Despite the successes of the Persians, the Greeks were persuaded by the Athenian general Themistocles to go battle at sea (Wikipedia Contributors). What was resulted was an overwhelming victory for the Greeks. Herodotus describes the shockwaves such news meant to the Persian people, who first heard about the victory of Athens only to be quickly informed of the devastating loss near Salamis, “the first message had arrived at Susa while Xerxes was in possession of Athens, and the news so delighted the Persians who had stayed behind that they scattered myrtle on all the roads, burned incense, and gave themselves over to sacrifices and pleasure. The second message, following closely as it did on the first, so disturbed them that everyone tore their tunics to shreds, with endless crying and wailing, and placed the blame on Mardonius” (Herodotus, 642).

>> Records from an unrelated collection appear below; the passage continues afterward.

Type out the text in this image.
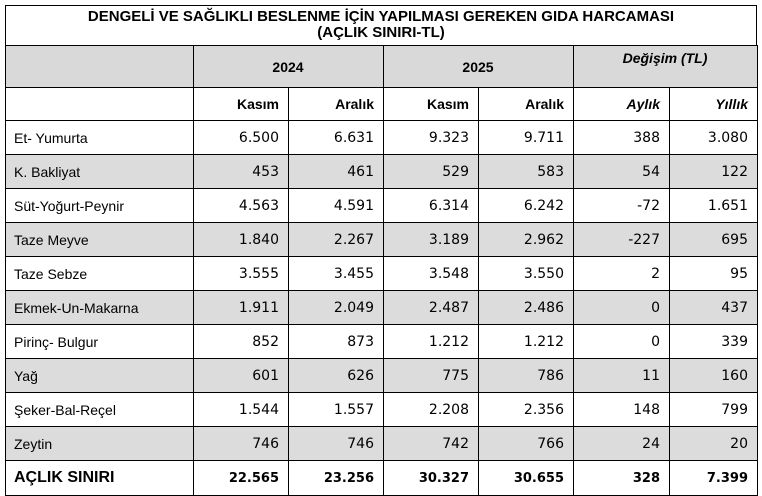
DENGELİ VE SAĞLIKLI BESLENME İÇİN YAPILMASI GEREKEN GIDA HARCAMASI
(AÇLIK SINIRI-TL)
	2024		2025		Değişim (TL)	
	Kasım	Aralık	Kasım	Aralık	Aylık	Yıllık
Et- Yumurta	6.500	6.631	9.323	9.711	388	3.080
K. Bakliyat	453	461	529	583	54	122
Süt-Yoğurt-Peynir	4.563	4.591	6.314	6.242	-72	1.651
Taze Meyve	1.840	2.267	3.189	2.962	-227	695
Taze Sebze	3.555	3.455	3.548	3.550	2	95
Ekmek-Un-Makarna	1.911	2.049	2.487	2.486	0	437
Pirinç- Bulgur	852	873	1.212	1.212	0	339
Yağ	601	626	775	786	11	160
Şeker-Bal-Reçel	1.544	1.557	2.208	2.356	148	799
Zeytin	746	746	742	766	24	20
AÇLIK SINIRI	22.565	23.256	30.327	30.655	328	7.399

Following the defeat, Xerxes sought the counsel of Artemisia, who had previously given him war advice. She recommended that Xerxes abandon the campaign and leave it to be managed by Mardonius, whose reputation and honor was intertwined with the campaign. With Xerxes back in Asia, he could rule free from the failures of the campaign, should it continue to go poorly, but reap the benefits if Mardonius was successful. Xerxes followed this advice, leaving Mardonius to continue the campaign against the Greeks (Herodotus, 644).
While Xerxes gave Mardonius the pick of top soldiers to stay behind, the transition period stalled their military strategy and caused them to rest at a winter quarters. This gave the Greek armies time to regroup. While Mardonius continued the conquest the following year, with an insufficient number of soldiers and an energized opponent, he was unable to maintain momentum, and the campaign ended (Lendering).

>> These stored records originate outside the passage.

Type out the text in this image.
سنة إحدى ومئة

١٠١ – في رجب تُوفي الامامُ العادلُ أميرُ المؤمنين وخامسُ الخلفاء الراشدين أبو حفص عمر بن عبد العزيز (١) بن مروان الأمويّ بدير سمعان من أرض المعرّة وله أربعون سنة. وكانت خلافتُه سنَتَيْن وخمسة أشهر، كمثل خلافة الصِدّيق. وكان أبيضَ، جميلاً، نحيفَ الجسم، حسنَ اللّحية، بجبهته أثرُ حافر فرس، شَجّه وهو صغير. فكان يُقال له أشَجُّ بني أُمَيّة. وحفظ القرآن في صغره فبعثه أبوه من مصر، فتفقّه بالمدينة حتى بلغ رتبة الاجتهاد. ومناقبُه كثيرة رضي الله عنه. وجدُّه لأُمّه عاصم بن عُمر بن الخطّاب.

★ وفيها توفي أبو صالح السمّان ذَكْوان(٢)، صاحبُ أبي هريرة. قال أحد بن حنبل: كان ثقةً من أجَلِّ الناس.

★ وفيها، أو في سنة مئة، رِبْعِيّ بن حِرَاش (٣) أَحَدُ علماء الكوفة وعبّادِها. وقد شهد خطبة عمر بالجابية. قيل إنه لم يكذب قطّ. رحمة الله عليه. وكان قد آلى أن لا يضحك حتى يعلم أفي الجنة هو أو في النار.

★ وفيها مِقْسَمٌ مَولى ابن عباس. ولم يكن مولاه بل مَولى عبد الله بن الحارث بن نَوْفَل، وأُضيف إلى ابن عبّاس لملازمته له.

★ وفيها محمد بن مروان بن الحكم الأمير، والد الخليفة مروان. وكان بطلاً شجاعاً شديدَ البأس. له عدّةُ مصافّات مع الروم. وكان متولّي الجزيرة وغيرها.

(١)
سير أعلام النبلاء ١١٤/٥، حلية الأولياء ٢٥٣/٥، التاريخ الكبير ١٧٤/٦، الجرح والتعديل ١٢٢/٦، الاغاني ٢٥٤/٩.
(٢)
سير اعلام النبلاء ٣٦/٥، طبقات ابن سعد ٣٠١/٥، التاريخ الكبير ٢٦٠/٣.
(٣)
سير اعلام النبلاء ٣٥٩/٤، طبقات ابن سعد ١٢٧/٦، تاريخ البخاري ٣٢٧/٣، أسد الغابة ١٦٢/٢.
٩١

The great victory at Salamis also shaped Greek thought. In his thoughts of the Battle of Salamis in regards to political theory, J. Peter Euben states that, “Salamis set the terms in which Athenians defined themselves as a people.” Additionally, J. Peter Euben went on to explain that while initially the battle was seen as the will of the Gods,, the Greeks came to view it as a product of their own collective strength. Thus, forming an understanding that “their power (as distinct from their material strength) and so their triumph, as emulating from democratic ethos” (Euben, 1986).

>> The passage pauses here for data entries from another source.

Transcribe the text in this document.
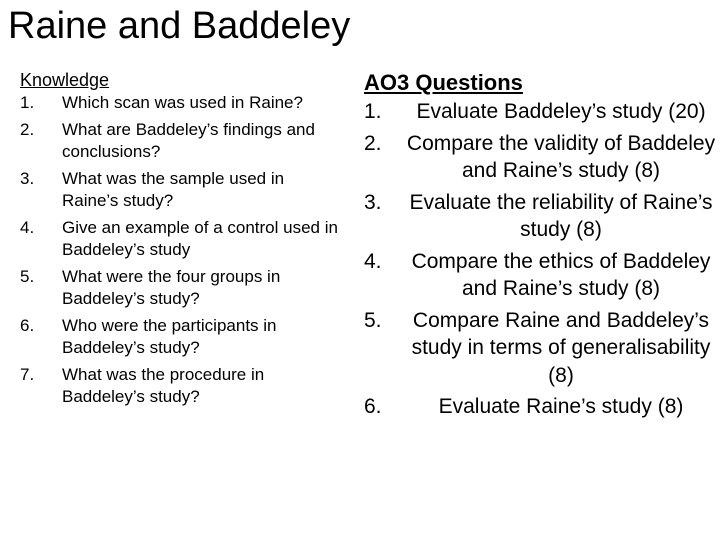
Raine and Baddeley
Knowledge
1.	Which scan was used in Raine?
2.	What are Baddeley’s findings and conclusions?
3.	What was the sample used in Raine’s study?
4.	Give an example of a control used in Baddeley’s study
5.	What were the four groups in Baddeley’s study?
6.	Who were the participants in Baddeley’s study?
7.	What was the procedure in Baddeley’s study?
AO3 Questions
1.	Evaluate Baddeley’s study (20)
2.	Compare the validity of Baddeley and Raine’s study (8)
3.	Evaluate the reliability of Raine’s study (8)
4.	Compare the ethics of Baddeley and Raine’s study (8)
5.	Compare Raine and Baddeley’s study in terms of generalisability (8)
6.	Evaluate Raine’s study (8)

Ultimately, the victory of the Greeks at the Battle of Salamis turned the tide of the war, delaying Persian action, and giving the Greeks time to regain strength in their numbers and stopping Persian advances. Additionally, the victory at Salamis impacted Greek consciousness, giving the Greek people a sense of “people” and value in democratic ethos.
Euben, J. Peter. “The Battle of Salamis and the Origins of Political Theory.” Political Theory 14.3 (1986): 359-90. Web.
Herodotus. The Landmark Herodotus. Ed. Robert B. Strassler. Trans. Andrea L Purvis. New York: Pantheon Books, 2007. Print
Lendering, Jona. “Naval Battle of Salamis (480 BCE).” Livius.org. Livius, 17 July 2008. Web. 10 Feb. 2014. <http://www.livius.org/saa-san/salamis/battle.html>.
Map: Bibi Saint-Pol. “Map Greco-Persian Wars.” Map. Wikipedia. Captain Blood, 27 Feb. 2007. Web. 11 Feb. 2014.
Wikipedia contributors. “Battle of Salamis.” Wikipedia, The Free Encyclopedia. Wikipedia, The Free Encyclopedia, 11 March. 2005. Web. 10 Feb. 2014.